Brian Henton is a racing driver from United Kingdom who last raced in Formula 1 for Tyrrell. Henton has recorded 0 wins and 0 podiums from 20 starts.[1]
A Racer Rating of 4,862 ranks Henton 414th of 15,348 indexed drivers, on an Elo scale where the strongest reach the low five figures. It is built from every indexed race in the driver's file, decayed for time since their last race.
| 1982-09-25 | Las Vegas Street Circuit | P8 | +77 |
| 1982-09-12 | Autodromo Nazionale di Monza | DNF | −148 |
| 1982-08-29 | Dijon-Prenois | P11 | +31 |
| 1982-08-15 | Red Bull Ring | DNF | +46 |
| 1982-08-08 | Hockenheimring | P7 | +85 |
| Season | Series | Team | Races | Wins | Podiums | DNFs | Poles | Points | Pos | Gain/Loss | Rating |
|---|---|---|---|---|---|---|---|---|---|---|---|
| 1982 | ▸Formula 1 | Tyrrell | 14 | 0 | 0 | 7 | 0 | 0 | P27 | +151 | 4,924 |
| 1981 | ▸Formula 1 | Toleman | 1 | 0 | 0 | 0 | 0 | 0 | P22 | +52 | 4,773 |
| 1977 | ▸Formula 1 | Boro | 2 | 0 | 0 | 1 | 0 | 0 | P22 | +55 | 4,722 |
| 1975 | ▸Formula 1 | Team Lotus | 3 | 0 | 0 | 2 | 0 | 0 | P22 | −133 | 4,667 |
| Rival | Rating | Raced | Ahead | Behind | Record |
|---|---|---|---|---|---|
| 🇫🇷 Alain Prost | 6,204 | 6 | 0 | 6 | 0% |
| 🇨🇭 Marc Surer | 5,035 | 6 | 3 | 3 | 50% |
| 🇮🇪 Derek Daly | 4,961 | 6 | 0 | 6 | 0% |
| 🇮🇹 Bruno Giacomelli | 4,574 | 6 | 2 | 4 | 33% |
| 🇦🇹 Niki Lauda | 5,364 | 5 | 0 | 5 | 0% |
| 🇫🇷 Didier Pironi | 5,270 | 5 | 0 | 5 | 0% |
| 🇫🇮 Keke Rosberg | 5,217 | 5 | 0 | 5 | 0% |
| 🇮🇹 Michele Alboreto | 4,733 | 5 | 1 | 4 | 20% |
| 🇬🇧 John Watson | 5,367 | 4 | 1 | 3 | 25% |
| 🇮🇹 Elio de Angelis | 5,282 | 4 | 0 | 4 | 0% |
Brian Henton was a British racing driver who competed in Formula 1 from 1975 to 1982, accumulating 20 starts for Tyrrell but never finishing in the points. His record against the fields he encountered reveals the calibre at which he operated: he raced alongside five-time champion Alain Prost and three-time champion Niki Lauda, finishing behind both on every occasion they met. Similarly, he finished behind Derek Daly and Didier Pironi in all their shared races, and he was outscored by Niki Lauda and former champion John Watson in head-to-head meetings. These results paint a picture of a driver operating in Formula 1's second tier; his average finishing position of 9.7 across classified starts reflects consistent mid-grid or lower-grid machinery rather than competitive success.[1]
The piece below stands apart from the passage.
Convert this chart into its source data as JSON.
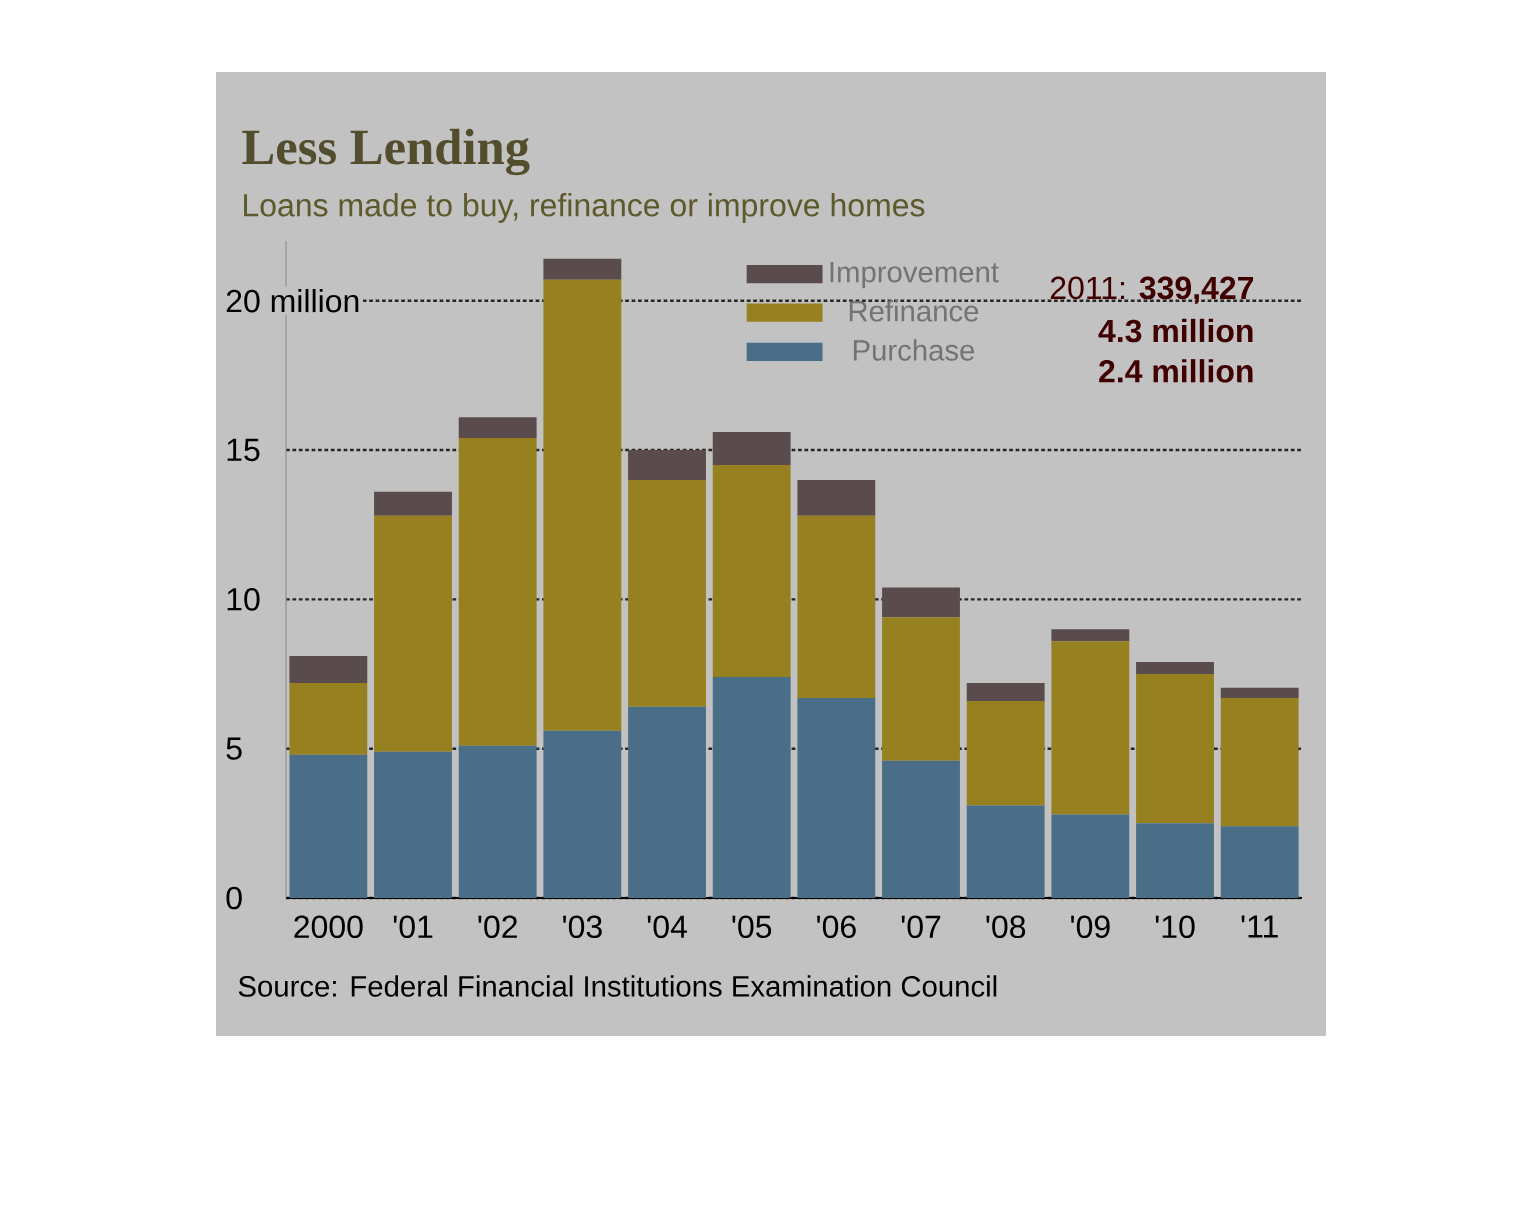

What distinguished Henton's career was his performance in the formative categories below Formula 1. He won the British Formula Three Championship twice, in 1974, and secured the 1980 European Formula Two Championship, achievements that placed him among the stronger drivers in those feeder series. His occasional races against established professionals yielded isolated strong results; he finished ahead of eventual world champion Nigel Mansell once, and beat both John Watson and 1974 champion Jacques Laffite in single encounters. These moments suggest capability at a competitive semi-professional level, yet Formula 1 in his era proved beyond his sustained reach. His Tyrrell tenure, lasting through most of his Formula 1 involvement, coincided with the team's competitive decline from its early-1970s championship era.[2]